In a series of papers issued ahead of the UN climate conference in Copenhagen, experts challenged governments to factor in public health when conceiving a battle plan for global warming.
"In view of the trillions of dollars likely to be spent on greenhouse-gas mitigation in the coming decades, the relatively small resources needed to guide investments along paths bringing the world closer to its health and climate goals would be money well spent," they said.
The reports were published by the British medical revue The Lancet in the runup to the December 7-18 showdown, which aims at building a planet-wide pact on climate change from 2013.
"Policymakers have been slow to recognize that the real bottom line of climate change is its risk to human health and quality of life," World Health Organisation (WHO) Director General Margaret Chan said in a commentary.
"Malnutrition, and its devastating effects on child health, will increase.
"Worsening floods, droughts and storms will cause more deaths and injuries. Heatwaves will cause more deaths, largely among people who are elderly.
"Finally, climate change could alter the geographical distribution of disease vectors, including the insects that spread malaria and dengue."

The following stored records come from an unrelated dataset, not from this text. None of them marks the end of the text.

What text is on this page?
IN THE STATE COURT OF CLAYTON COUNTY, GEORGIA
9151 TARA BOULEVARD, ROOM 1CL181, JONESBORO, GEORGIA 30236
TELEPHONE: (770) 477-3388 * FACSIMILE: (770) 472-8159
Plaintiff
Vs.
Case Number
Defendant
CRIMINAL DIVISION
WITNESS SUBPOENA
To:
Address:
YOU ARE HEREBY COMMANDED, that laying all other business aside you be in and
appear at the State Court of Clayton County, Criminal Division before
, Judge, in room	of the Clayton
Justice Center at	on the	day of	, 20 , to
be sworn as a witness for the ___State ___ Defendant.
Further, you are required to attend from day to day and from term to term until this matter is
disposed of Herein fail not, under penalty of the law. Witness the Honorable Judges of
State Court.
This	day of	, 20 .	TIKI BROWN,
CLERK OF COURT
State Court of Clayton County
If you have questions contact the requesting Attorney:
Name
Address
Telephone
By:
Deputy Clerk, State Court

The Lancet file said policymakers could boost both the environment and public health through "careful selection" of actions to curb carbon.
It offered these examples:
HOUSEHOLD ENERGY: Switching to lower-carbon energy in poorer countries would avert millions of tonnes of carbon dioxide (CO2) from biomass stoves and save people at risk from pneumonia, lung disease and lung cancer from particles and fumes.
The report gave the example of India, which suffers an estimated 400,000 premature deaths from biomass burning each year.
A 10-year program to introduce 150 million lower-emission cookers in India, either as cleaner fossil fuels or advanced biomass stoves, would cost less than 50 dollars per household to start with, an investment that would have to be renewed after five years.
Over the decade, this initiative would save 1.8 million adult lives and 240,000 children aged under five an equivalent achievement to nearly halving the national burden from cancer.
It would slash India's carbon dioxide (CO2) emissions by up to 200,000 tonnes per million population per year. In addition, levels of "black carbon" particles, methane and other dangerous compounds would fall by as much as a billion tonnes over the 10 years.
AGRICULTURE: Food and agriculture contribute between 10 and 12 percent of global greenhouse-gas emissions, while deforestation and changes in land use add another six to 17 percent.
By 2030, surging demand for meat, especially in fast-growing Asia, is expected to drive up livestock production by 85 percent compared to 2000 levels, which in turn will drive up emissions of methane and other heat-trapping gases.
But a 30-percent reduction in production in large livestock-rearing economies, coupled to technological improvements, would help meet carbon emissions targets and also pare the toll from heart disease inflicted by saturated animal fats. In Britain, 18,000 deaths could be averted in one year, according to their estimate.
TRANSPORT: Designing cities so that people can walk or cycle would benefit health more than introducing low-emission vehicles.
Modeling of London and Delhi, in scenarios that saw less motor traffic and more "active transport" in both cities, showed a fall in carbon emissions and in heart attacks, strokes and dementia.
In London, the switch would lead to an increase of 19-39 percent in road injuries, but Delhi would see a fall of 27-69 percent.
Also on Wednesday, senior clinicians announced they had set up a worldwide network, the International Climate and Health Council, to mobilize professionals' awareness of the link between ill-health and climate change.
In September, the heads of 18 doctors' associations urged world leaders to be decisive in Copenhagen, warning a weak response could have "catastrophic" consequences for international health.